Universal Fault-Tolerant Quantum Computation Across Stabilizer Codes
Details
🍕 6:00–6:15 PM – Pizza & Social
🧠6:15–7:15 PM – Presentation
🍻 7:15–7:45 PM – Social
Description
Fault-tolerant quantum computation enables quantum computations to be carried out while resisting unwanted noise, but implementing a universal logical gate set remains a challenge. Stabilizer codes provide robust error protection, but each code supports only a limited family of native fault-tolerant logical gates, requiring additional techniques—such as code concatenation, code switching, or magic state distillation—to access non-native operations. These techniques can be costly, nondeterministic, and often tailored to specific codes or architectures.

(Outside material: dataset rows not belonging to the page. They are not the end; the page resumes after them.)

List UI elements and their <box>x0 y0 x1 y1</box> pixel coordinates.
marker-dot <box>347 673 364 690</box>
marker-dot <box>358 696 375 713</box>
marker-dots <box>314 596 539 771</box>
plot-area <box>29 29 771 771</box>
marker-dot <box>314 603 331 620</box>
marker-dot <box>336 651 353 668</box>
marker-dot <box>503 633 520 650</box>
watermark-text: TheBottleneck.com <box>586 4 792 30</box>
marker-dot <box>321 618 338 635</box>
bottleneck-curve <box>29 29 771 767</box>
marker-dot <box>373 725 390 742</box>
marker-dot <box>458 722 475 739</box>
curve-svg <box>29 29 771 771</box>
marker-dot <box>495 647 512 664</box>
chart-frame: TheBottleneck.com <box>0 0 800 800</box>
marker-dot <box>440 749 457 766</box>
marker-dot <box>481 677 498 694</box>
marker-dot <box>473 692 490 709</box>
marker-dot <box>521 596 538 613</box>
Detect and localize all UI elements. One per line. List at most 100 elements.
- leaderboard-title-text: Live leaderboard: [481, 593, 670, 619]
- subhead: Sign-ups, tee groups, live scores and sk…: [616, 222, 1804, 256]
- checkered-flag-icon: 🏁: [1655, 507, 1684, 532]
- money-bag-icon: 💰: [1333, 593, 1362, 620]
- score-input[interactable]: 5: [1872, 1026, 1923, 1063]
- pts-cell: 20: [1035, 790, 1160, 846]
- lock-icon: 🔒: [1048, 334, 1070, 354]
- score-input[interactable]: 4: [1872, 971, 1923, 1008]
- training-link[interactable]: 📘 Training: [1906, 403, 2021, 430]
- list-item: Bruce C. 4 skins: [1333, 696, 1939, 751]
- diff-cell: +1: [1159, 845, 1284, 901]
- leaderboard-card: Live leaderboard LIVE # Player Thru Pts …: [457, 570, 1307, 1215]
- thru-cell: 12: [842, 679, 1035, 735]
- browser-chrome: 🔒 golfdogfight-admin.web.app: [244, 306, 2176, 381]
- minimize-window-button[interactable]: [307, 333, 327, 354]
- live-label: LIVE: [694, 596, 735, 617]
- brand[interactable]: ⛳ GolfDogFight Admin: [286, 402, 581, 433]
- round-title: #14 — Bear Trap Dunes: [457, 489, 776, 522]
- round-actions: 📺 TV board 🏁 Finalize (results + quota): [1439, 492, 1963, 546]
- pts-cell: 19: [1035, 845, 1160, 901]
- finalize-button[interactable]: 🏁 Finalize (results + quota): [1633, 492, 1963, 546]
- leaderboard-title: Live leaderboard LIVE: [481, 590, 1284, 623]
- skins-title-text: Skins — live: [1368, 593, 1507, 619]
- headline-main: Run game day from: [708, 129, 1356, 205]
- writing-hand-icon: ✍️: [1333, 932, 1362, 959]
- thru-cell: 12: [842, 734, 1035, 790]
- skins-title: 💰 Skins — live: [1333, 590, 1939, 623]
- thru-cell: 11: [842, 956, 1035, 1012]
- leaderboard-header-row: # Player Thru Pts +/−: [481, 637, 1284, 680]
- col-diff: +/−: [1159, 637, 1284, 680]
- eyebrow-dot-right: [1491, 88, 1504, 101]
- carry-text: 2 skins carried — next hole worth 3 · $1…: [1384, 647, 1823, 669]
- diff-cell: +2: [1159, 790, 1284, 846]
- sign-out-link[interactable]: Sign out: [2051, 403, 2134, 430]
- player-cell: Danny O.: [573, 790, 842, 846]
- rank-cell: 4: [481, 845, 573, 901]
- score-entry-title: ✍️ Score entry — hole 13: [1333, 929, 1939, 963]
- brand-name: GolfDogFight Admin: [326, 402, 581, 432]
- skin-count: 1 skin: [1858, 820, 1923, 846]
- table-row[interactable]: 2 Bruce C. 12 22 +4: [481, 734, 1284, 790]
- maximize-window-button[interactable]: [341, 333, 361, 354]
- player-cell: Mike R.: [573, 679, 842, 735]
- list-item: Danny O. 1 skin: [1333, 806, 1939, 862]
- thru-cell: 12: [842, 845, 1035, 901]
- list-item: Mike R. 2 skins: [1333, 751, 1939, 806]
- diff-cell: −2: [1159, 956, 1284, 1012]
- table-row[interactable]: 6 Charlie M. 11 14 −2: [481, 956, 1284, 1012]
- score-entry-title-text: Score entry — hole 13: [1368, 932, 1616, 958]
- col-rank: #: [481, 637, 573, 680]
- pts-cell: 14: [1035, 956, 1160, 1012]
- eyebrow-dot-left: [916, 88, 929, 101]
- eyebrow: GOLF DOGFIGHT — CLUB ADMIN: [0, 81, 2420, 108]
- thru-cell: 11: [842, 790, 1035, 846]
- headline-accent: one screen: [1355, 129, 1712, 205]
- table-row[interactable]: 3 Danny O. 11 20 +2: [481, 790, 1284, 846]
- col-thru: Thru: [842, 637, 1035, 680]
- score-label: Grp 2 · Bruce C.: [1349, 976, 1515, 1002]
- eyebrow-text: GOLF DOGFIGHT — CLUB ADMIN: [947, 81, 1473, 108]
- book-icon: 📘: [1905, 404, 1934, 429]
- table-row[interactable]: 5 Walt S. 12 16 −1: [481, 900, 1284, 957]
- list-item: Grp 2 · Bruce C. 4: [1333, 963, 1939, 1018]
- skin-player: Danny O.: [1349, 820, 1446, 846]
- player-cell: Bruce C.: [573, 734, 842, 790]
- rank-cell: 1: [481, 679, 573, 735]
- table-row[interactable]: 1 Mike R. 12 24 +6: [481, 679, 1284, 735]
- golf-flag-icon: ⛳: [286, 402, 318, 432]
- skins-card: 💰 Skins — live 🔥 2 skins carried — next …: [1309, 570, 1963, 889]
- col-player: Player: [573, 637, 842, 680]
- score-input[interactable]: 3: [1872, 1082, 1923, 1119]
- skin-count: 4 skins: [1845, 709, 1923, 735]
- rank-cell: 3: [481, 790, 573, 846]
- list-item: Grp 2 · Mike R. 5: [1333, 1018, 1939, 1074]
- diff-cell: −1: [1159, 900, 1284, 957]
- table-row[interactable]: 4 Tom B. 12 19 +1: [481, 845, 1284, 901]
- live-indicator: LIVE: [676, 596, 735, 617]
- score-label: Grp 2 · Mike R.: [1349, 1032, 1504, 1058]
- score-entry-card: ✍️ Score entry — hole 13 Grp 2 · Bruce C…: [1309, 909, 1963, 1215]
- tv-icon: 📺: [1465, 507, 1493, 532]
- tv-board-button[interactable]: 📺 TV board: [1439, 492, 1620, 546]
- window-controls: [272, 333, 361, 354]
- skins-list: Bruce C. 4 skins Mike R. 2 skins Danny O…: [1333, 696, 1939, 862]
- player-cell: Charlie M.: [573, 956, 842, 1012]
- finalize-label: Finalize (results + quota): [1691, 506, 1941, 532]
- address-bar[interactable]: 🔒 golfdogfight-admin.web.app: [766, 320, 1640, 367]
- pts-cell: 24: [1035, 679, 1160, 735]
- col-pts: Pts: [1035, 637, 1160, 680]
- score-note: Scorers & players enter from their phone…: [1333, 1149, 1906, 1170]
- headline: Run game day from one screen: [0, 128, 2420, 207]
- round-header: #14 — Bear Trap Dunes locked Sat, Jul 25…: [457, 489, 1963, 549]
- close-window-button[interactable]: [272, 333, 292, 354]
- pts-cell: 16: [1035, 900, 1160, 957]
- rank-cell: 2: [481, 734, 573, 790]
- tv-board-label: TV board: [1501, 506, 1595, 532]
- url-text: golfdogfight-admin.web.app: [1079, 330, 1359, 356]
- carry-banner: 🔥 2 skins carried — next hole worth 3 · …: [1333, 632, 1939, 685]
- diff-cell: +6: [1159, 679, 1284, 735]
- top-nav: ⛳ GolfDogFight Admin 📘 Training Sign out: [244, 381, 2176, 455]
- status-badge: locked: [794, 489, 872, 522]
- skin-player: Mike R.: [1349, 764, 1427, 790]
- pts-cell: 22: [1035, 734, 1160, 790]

In this talk, we present a stabilizer code-generic framework for universal fault-tolerant quantum computation based on ancilla mediation: ancillary registers are used strictly for communication and gate transformation without storing data themselves. By leveraging helper codes—most notably the generalized Shor code and its Hadamard dual—along with mid-circuit measurements, the framework enables deterministic implementations of logical Clifford and T gates that do not consume ancilla registers and do not modify the underlying data code or register. We will outline the key constructions (including controlled-flip primitives, stabilizer-generic Hadamards, and Z-rotations), discuss validation and resource overhead considerations, and highlight how stabilizer-generic gates enable communication between heterogeneous stabilizer encodings.
Speaker
Nicholas Papadopoulos grew up in Avon, CT and received a B.A. in computer science at Boston University in 2016. He worked professionally as a software engineer in the fields of bioinformatics, high-security transportation, and quantum computing/networking before pursuing higher education at the University of Colorado Boulder in 2021. He is currently a research assistant in the computer science department at the University of Colorado Boulder with interests in quantum computing algorithms. He is the author of a paper describing a protocol to increase eavesdropping detection during quantum key distribution, increasing cryptography security, as well as a paper describing a family of algorithms containing Ramsey interferometry and Quantum Phase Estimation, bridging the gap between these two seemingly distinct algorithms.